Sixty-six neonates were treated with median daily doses of 10, 5 and 5 mg kg(-1) of ibuprofen-lysine by intravenous infusion on 3 consecutive days. A population pharmacokinetic model was developed with NONMEM. Bayesian individual pharmacokinetic estimates were used to calculate areas under the curve (AUC) and to simulate doses. A logistic regression was performed on PDA closure.
Ibuprofen pharmacokinetics were described by a one-compartment model with linear elimination. Mean population pharmacokinetic estimates with corresponding intersubject variabilities (%) were: elimination clearance CL = 9.49 ml h(-1) (62%) and volume of distribution V = 375 ml (72%). Ibuprofen CL significantly increased with postnatal age (PNA): CL = 9.49*(PNA/96.3)(1.49). AUC after the first dose (AUC1D), the sum of AUC after the three doses (AUC3D) and gestational age were significantly higher in 57 neonates with closing PDA than in nine neonates without PDA closure (P = 0.02). PDA closure was observed in 50% of the neonates when AUC1D < 600 mg l(-1) h (or AUC3D < 900 mg l(-1) h) and in 91% when AUC1D > 600 mg l(-1) h (or AUC3D > 900 mg l(-1) h) (P = 0.006). No correlation between AUC and side-effects could be demonstrated.
To achieve these optimal AUCs, irrespective of gestational age, three administrations at 24 h intervals are recommended of 10, 5, 5 mg kg(-1) for neonates younger than 70 h, 14, 7, 7 mg kg(-1) for neonates between 70 and 108 h and 18, 9, 9 mg kg(-1) for neonates between 108 and 180 h.
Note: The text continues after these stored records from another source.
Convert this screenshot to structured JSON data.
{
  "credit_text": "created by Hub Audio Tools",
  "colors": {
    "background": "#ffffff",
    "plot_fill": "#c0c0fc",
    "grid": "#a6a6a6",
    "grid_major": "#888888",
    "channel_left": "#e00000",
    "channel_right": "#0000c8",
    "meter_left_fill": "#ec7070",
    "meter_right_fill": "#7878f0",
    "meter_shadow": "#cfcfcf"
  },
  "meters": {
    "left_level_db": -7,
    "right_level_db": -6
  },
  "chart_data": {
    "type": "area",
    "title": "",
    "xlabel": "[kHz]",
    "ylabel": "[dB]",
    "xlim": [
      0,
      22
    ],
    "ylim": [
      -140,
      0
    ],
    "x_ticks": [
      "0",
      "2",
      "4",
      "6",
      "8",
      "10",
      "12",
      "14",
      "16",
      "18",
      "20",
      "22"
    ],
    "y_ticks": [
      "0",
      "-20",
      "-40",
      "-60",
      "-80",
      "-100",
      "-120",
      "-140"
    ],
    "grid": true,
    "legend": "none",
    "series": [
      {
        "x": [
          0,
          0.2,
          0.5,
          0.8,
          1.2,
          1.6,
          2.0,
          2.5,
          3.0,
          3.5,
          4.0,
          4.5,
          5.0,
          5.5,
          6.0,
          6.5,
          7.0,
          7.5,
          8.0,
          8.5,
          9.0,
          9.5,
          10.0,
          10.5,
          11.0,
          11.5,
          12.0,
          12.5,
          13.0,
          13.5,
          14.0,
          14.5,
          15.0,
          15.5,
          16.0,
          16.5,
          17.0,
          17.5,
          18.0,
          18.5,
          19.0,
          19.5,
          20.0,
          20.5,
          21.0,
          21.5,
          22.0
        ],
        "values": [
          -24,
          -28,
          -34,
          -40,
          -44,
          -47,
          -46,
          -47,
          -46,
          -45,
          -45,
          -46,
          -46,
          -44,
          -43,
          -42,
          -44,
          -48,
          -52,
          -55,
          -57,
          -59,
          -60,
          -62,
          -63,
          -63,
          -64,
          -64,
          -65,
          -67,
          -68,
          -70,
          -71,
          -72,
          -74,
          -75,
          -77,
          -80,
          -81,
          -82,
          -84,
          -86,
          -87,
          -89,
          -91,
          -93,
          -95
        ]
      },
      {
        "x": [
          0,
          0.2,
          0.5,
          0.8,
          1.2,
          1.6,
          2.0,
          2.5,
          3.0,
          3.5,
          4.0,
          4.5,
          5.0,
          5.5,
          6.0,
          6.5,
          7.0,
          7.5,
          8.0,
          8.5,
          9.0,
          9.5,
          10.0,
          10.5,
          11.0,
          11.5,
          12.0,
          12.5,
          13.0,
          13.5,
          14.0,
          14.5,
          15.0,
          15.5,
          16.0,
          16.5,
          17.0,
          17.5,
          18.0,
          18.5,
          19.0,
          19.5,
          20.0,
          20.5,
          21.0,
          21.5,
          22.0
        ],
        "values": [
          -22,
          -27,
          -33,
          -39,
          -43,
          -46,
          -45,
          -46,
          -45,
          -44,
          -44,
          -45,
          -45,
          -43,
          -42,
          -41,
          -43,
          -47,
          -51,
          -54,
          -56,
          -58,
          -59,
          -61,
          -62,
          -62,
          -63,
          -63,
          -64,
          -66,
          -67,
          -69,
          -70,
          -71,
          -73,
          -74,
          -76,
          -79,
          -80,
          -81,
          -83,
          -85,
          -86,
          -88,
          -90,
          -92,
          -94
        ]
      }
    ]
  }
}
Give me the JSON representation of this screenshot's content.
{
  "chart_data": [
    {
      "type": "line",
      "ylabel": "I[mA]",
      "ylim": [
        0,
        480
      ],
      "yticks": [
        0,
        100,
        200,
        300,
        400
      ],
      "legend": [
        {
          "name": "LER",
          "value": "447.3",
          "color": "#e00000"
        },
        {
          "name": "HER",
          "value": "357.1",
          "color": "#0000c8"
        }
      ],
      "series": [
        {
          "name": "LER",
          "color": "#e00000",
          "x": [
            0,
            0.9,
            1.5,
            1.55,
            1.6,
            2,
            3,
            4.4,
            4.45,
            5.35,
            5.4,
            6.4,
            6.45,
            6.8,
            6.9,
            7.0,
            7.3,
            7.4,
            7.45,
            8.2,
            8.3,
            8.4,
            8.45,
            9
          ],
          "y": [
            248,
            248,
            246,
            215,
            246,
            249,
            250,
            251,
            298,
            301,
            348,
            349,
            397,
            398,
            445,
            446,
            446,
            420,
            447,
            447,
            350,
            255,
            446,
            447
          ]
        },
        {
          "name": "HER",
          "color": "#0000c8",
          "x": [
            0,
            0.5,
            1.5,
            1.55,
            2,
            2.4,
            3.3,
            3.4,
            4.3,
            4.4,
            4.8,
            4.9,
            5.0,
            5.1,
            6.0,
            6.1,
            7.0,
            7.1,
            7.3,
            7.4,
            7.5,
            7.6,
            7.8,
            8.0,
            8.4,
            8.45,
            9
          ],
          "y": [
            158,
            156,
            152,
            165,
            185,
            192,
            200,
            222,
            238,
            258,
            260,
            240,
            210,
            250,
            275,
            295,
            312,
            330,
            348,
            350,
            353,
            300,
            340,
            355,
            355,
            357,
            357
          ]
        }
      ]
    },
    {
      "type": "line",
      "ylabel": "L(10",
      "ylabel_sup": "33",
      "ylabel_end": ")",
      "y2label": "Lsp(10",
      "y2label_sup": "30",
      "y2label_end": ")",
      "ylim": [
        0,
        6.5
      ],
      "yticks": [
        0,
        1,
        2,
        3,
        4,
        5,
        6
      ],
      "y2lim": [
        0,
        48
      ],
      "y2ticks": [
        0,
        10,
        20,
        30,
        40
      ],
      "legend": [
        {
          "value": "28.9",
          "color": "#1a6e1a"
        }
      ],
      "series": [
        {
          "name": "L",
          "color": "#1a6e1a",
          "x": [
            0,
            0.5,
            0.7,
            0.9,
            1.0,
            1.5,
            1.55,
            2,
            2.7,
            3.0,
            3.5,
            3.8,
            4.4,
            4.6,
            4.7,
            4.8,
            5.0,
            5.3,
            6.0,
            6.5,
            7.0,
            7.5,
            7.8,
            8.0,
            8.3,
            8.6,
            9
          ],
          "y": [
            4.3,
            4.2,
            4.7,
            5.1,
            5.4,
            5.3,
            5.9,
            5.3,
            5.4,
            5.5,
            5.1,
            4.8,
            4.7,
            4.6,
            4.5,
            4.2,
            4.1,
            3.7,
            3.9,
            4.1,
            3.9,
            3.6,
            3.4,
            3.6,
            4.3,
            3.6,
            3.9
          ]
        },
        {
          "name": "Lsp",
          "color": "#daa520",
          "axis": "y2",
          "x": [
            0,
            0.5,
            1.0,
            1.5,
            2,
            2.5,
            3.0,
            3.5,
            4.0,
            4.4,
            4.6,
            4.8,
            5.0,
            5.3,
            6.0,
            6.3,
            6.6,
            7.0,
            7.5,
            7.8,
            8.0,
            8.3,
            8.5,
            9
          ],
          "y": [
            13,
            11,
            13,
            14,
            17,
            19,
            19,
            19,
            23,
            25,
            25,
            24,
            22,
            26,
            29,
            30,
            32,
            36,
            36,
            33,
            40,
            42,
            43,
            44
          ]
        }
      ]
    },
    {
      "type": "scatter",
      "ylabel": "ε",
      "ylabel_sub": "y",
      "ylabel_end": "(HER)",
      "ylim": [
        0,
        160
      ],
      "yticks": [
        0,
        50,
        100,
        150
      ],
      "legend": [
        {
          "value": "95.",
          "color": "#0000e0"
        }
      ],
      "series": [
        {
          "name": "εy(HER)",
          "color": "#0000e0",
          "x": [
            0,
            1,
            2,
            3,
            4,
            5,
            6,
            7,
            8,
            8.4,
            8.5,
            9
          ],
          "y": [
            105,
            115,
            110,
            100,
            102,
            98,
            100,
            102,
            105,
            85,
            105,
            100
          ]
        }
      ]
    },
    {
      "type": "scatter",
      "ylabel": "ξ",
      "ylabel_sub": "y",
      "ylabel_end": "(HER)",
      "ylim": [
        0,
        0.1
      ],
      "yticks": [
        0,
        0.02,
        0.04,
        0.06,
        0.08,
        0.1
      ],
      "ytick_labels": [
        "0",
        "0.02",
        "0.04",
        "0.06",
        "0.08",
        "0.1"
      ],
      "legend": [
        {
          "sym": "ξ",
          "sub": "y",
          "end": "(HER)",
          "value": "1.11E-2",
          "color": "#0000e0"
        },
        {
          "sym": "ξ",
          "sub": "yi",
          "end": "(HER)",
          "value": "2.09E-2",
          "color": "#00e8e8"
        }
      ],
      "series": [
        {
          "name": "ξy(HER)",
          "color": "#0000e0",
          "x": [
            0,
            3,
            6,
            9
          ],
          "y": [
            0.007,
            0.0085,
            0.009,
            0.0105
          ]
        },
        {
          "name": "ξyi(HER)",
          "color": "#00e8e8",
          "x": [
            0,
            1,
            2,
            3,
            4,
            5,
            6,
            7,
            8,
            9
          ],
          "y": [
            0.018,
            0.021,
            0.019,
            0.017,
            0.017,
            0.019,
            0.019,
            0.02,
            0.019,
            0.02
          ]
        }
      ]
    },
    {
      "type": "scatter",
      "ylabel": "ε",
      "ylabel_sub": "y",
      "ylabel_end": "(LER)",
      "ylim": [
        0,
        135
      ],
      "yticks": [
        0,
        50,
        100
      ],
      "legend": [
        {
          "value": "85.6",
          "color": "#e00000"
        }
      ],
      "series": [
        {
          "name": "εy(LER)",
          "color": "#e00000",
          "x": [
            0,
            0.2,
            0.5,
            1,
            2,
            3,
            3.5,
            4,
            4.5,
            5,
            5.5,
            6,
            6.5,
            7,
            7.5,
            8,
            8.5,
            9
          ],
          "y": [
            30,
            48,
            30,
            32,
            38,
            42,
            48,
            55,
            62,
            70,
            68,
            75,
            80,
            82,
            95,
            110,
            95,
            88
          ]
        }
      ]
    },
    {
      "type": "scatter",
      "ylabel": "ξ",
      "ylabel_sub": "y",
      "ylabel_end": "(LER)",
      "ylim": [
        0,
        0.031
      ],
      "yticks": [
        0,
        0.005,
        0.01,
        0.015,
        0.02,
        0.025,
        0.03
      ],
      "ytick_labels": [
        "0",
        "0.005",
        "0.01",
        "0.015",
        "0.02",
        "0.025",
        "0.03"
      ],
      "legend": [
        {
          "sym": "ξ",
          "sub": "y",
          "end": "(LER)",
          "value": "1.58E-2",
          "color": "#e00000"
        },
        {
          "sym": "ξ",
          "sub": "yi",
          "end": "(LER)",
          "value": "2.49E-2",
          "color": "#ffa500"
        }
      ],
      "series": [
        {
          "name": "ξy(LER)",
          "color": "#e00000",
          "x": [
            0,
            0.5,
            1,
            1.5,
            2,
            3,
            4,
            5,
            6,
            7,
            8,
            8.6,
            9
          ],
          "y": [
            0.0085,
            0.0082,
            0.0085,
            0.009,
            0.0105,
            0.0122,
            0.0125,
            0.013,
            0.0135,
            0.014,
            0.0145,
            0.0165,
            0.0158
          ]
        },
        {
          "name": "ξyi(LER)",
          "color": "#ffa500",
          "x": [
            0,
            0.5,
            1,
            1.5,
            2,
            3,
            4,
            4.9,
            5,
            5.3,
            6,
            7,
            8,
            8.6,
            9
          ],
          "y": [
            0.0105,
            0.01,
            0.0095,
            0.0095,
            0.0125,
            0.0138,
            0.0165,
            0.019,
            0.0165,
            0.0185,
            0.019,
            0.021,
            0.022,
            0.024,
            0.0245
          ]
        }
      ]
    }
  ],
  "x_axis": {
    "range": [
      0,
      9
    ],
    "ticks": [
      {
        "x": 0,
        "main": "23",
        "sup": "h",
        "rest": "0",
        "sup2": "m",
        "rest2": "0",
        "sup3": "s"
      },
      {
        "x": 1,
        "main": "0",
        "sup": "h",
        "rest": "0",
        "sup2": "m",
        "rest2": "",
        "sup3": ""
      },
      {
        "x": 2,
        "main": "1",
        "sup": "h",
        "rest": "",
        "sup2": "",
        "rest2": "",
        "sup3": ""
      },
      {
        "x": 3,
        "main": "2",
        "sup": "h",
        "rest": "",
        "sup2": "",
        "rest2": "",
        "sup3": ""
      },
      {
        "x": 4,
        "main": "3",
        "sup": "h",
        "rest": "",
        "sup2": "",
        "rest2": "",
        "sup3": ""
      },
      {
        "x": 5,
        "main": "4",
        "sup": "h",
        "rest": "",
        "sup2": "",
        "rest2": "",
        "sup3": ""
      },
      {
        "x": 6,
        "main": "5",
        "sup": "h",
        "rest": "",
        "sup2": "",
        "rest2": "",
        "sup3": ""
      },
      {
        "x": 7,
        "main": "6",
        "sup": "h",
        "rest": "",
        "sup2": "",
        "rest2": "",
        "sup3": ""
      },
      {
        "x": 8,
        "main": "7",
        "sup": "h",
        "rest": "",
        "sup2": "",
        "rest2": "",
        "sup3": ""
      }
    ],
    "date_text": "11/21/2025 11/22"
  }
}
布洛芬是一种非甾体抗炎药,可促使新生儿动脉导管闭合。对布洛芬药代动力学的研究较少,且仅限于一小部分早产儿,研究显示个体间差异很大,且清除率随出生后年龄或胎龄增加。
对66例新生儿进行了群体药代动力学研究,以描述布洛芬的浓度-时间过程。布洛芬清除率从出生后第1天到第8天显著增加,但与胎龄无关。研究显示布洛芬曲线下面积(AUC)与动脉导管闭合率之间存在关联,并证实了有效阈值AUC。根据出生后年龄提出了给药方案,以达到该AUC并提高新生儿动脉导管未闭的治疗效果。目的是描述布洛芬在患有动脉导管未闭(PDA)的早产儿中的药代动力学,并建立剂量、血浆浓度与布洛芬疗效及安全性之间的关系。
66例新生儿连续3天静脉输注布洛芬赖氨酸,中位日剂量分别为10、5和5mg/kg。使用NONMEM建立群体药代动力学模型。采用贝叶斯个体药代动力学估计值计算曲线下面积(AUC)并模拟剂量。对PDA闭合情况进行逻辑回归分析。
布洛芬药代动力学可用具有线性消除的一室模型描述。群体药代动力学平均估计值及相应的个体间变异系数(%)为:消除清除率CL = 9.49ml/h(62%),分布容积V = 375ml(72%)。布洛芬CL随出生后年龄(PNA)显著增加:CL = 9.49×(PNA/96.3)^(1.49)。57例PDA闭合的新生儿首剂后AUC(AUC1D)、三剂后AUC总和(AUC3D)及胎龄显著高于9例PDA未闭合的新生儿(P = 0.)。当AUC1D < 600mg·l^(-1)·h(或AUC3D < 900mg·l^(-1)·h)时,50%的新生儿PDA闭合;当AUC1D > 600mg·l^(-1)·h(或AUC < 900mg·l^(-1)·h)时,91%的新生儿PDA闭合(P = 0.006)。未发现AUC与副作用之间存在相关性。
为达到这些最佳AUC,无论胎龄如何,建议对小于70小时的新生儿每24小时间隔给药3次,剂量为10、5、5mg/kg;对70至108小时的新生儿为14、7、7mg/kg;对108至180小时的新生儿为18、9、9mg/kg。